More losses by troubled bond insurer MBIA Inc (MBI.N) and mortgage insurers PMI Group Inc PMI.N and Radian Group (RDN.N), which report on Monday, could pressure credit spreads after a month-and-half rally.
This would hit AIG, which over the last two quarters recorded about $20 billion of unrealized losses in a credit default swap portfolio linked to faltering U.S. residential mortgage-backed securities.
"Given the extent of AIG's exposures to the subprime market and the flagging performance of its mortgage business and risk of further mark-to-market losses in (its unit's) super senior credit portfolio, we expect that AIG spreads could widen by 20-30 basis points," if other insurers report subpar results, Barclays Capital analysts wrote in a report.
Investors should short AIG credit by buying its credit default swaps at current levels, Barclays Capital analysts said.
The cost to insure AIG's debt against default rose to 119 basis points on Friday, or $119,000 to insure $10 million of debt from around 99 basis points prior to the earnings announcement, according to Markit Intraday.
The credit default swaps traded as high as 256 basis points at the high of credit crisis on March 17 and narrowed to as low as 90 basis points on May 1.
The cost to insure AIG's debt is also rising because rating agencies said they may cut its ratings further if the insurer's plan to raise about $12.5 billion to shore up its balance sheet is not successful.
Standard & Poor's and Fitch Ratings already cut its rating by one notch to "AA-minus," the fourth highest investment grade rating.
Moody's Investors Service on Friday said it may cut AIG by one or two notches because of persistent results volatility and concerns over the capital and liquidity levels of subsidiaries that hold mortgage-related positions.
AIG said the two rating agency downgrades will likely increase funding costs for some of its businesses and have required it to post $1.6 billion more in collateral.

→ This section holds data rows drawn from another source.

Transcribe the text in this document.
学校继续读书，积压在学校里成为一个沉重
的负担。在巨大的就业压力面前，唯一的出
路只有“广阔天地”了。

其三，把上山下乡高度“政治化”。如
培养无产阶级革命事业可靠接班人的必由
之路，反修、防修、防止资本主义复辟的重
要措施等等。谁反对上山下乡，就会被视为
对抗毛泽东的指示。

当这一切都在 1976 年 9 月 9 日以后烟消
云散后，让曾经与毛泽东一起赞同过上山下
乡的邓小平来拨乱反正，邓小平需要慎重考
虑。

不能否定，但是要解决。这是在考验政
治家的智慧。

For details see [ID:nN09565485].
While the planned capital raising is marginally positive for bondholders, the insurer's weakened overall position may continue to pressure spreads.
"The new capital will provide an additional cushion for bondholders, but this benefit is canceled out by the fact that there is still uncertainty about AIG's ultimate exposure to realized losses on its super senior credit default swap portfolio," Gimme Credit analyst Kathleen Shanley said.
Shanley is maintaining a "deteriorating" credit score on AIG after the earnings announcement.
AIG's rising losses also raise concerns that the company has grown too big to effectively manage its risks.
"We believe that recent losses have increased pressure for a management shakeup or potential breakup of the company, which could exacerbate near-term credit pressure," CreditSights analysts Rob Haines and Joe Di Carlo wrote in a report.
"Until AIG is able to regain investor confidence in its business model and current management, we expect to see weakness in spreads," they added.